Le droit d’auteur est-il dépassé ? Certainement pas. Il permet tout simplement de négocier contractuellement l’exploitation d’une œuvre. Le problème aujourd’hui est que cette négociation contractuelle ne se fait pas de la même façon parmi les partenaires européens. Ce qui va nous affaiblir par le biais des exceptions est bien cette atteinte portée à notre capacité à contractualiser nos relations avec les exploitants des œuvres. Cette gestion contractuelle dans un cadre protecteur est au cœur de ce que nous cherchons à préserver, c’est notre colonne vertébrale.
Dans le travail réalisé par la Commission européenne, il n’y a pas suffisamment d’études d’impact. On nous parle de blocages, de difficultés : qu’on nous les démontre ! Il ne s’agit pas de refuser, au nom de je ne sais quel conservatisme, toute évolution du droit.
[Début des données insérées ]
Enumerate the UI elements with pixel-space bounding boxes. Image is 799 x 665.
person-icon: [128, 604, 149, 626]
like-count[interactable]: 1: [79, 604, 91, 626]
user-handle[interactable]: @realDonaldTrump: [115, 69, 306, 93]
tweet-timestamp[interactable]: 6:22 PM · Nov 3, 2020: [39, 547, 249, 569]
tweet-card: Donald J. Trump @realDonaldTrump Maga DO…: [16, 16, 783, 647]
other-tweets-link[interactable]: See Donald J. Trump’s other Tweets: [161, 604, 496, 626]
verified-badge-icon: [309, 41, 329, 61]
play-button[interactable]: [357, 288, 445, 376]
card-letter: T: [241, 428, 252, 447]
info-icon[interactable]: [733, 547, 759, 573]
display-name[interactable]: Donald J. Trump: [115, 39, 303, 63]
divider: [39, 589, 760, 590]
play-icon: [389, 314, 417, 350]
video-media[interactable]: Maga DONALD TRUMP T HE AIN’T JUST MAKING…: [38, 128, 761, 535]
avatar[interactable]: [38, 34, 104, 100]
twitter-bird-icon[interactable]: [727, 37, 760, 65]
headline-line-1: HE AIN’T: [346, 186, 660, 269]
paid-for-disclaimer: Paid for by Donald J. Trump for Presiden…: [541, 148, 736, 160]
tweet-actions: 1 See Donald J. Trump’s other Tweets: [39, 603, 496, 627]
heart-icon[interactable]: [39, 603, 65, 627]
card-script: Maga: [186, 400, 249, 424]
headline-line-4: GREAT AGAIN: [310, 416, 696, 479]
En lui-même, le droit n’est jamais archaïque, il est au contraire très contemporain, en permanente adaptation à la société. Chacun est prêt à accompagner cette évolution, dès lors que l’Europe s’exprime clairement sur ce qu’elle veut globalement et qu’elle garantit la protection de nos droits à travers la lutte contre les contenus illicites.

En tout état de cause, on ne peut accepter une réforme du droit d’auteur qui serait isolée d’une réforme de la Directive commerce électronique. La directive de 2000 sur le commerce électronique est d’ailleurs largement plus obsolète que celle de 2001 sur le droit d’auteur, qui a fixé un certain nombre d’exceptions tout en laissant des marges de manœuvre aux États compte tenu de la difficulté voire de l’impossibilité d’obtenir un consensus au niveau européen.
Nous continuerons à défendre le droit des écrivains à Bruxelles, où les auteurs semblent avoir toujours beaucoup de mal à se faire entendre, mais nous nous félicitons des discussions avec Mme Martin-Prat. Nous avons davantage confiance dans ce nouveau parlement européen, qui a bien travaillé avec ses amendements au rapport Reda initial et su se faire entendre par la Commission européenne.
Oui, nous entendons garder nos protections, mais nous sommes prêts à évoluer avec le monde.

♦ Cécile Barbière
Quid de l’évolution du droit d’auteur au niveau mondial ?

♦ Olav Stokkmo
L’IFRRO - La fédération internationale des organisations de droits de reproduction - est est le réseau international principal des sociétés chargées de la gestion collective des droits de reproduction et les organisations d’auteur et d’éditeurs dans le secteur du matériau imprimé et publié.  Les membres de l’IFRRO sont les sociétés de gestion collective dans le secteur des œuvres imprimées, au même titre que le CFC ou la Sofia en France, ainsi que des association d’auteurs et éditeurs au niveau national et international, comme le SNE ou le FIA. En octobre 2015  nous comptons 145 associations membres dans 80 pays de tous les continents.
Le secteur créatif est essentiel au développement de la culture nationale et européenne. Le savoir, l’éducation, la recherche ne peuvent espérer progresser en l’absence d’accès à la propriété intellectuelle. Ce secteur est un contributeur majeur à l’économie et à l’emploi en Europe, et ce secteur donne un excédent à la balance du commerce extérieur de l’Union européenne.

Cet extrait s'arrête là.